Working as a volunteer dentist is a truly unique experience. Not only are your professional skills used to help children who are desperately in need of dental care, but at the same time, you are in Jerusalem only steps away from thousands of years of history and beliefs.
Scott Dubowsky, a local dentist practicing in Bayonne, NJ, was one such volunteer this past summer. He spent a week working at the DVI (Dental Volunteers for Israel) clinic
Started by the late Trudi Birger, a Holocaust survivor, in 1980. The DVI clinic sees over 12,000 patient visits a year for children between the ages of 5 and 18 years of age. The clinic is non sectarian and sees a mix of all of the different nationalities that make up the population. In a given day there will be Palestinian, Eithiopian, Russian, or ultra-orthodox Jewish kids in the clinic.
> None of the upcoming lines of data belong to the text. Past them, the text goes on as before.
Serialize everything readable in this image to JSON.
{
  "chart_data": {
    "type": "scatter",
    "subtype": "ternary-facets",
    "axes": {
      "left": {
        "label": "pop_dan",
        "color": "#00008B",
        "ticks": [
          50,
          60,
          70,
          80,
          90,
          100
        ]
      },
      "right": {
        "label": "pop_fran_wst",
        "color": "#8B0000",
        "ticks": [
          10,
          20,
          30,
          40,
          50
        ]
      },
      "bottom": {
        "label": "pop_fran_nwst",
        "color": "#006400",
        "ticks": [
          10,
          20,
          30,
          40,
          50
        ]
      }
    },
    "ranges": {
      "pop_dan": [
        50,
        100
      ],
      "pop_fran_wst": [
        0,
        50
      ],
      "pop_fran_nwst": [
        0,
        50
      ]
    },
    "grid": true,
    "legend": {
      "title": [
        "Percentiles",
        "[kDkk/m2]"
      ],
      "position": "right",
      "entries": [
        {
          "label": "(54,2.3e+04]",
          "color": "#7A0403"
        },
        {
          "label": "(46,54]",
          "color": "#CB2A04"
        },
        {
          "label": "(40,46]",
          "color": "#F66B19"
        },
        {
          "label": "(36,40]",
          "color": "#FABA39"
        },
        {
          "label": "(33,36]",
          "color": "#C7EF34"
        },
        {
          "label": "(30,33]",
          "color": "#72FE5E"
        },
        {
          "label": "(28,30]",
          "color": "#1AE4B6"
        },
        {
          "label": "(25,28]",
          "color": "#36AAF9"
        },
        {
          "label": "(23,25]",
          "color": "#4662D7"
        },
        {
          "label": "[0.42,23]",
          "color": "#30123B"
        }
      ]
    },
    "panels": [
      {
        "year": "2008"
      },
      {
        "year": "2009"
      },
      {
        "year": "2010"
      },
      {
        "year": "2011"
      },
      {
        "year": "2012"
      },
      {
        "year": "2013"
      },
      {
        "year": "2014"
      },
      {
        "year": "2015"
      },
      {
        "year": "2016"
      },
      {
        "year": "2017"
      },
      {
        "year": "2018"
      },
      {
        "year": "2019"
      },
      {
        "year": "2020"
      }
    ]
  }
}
Half of Jerusalem’s population of 800,000 is under the age of 18 and half of these children live under the poverty line. In Israel medical care is taken care of by a national plan, but dental care is not generally available for these groups. The DVI clinic is often these children’s only chance for dental care.
The volunteer dentists work under the auspices of a small and dedicated professional team led by clinic director Moti Moskowitz who is a pediatric dentist. DVI volunteer dentists are the only foreign health care providers able to provide direct care to Israeli patients.
After submitting their credentials, dentists can choose to work in the clinic from 1 to 3 weeks. The clinic operates five days a week from 8 AM until around 1 PM. After that the volunteer dentists have free time to see all of the wonderful sights.
Dr. Dubowsky was able to take care of up to 12 children each day and what he saw were dental problems that are much worse than those seen in most US offices. In fact, for these children, dental disease was often their most pressing health care issue. He did find the experience most rewarding and is planning to return to Israel and the DVI clinic.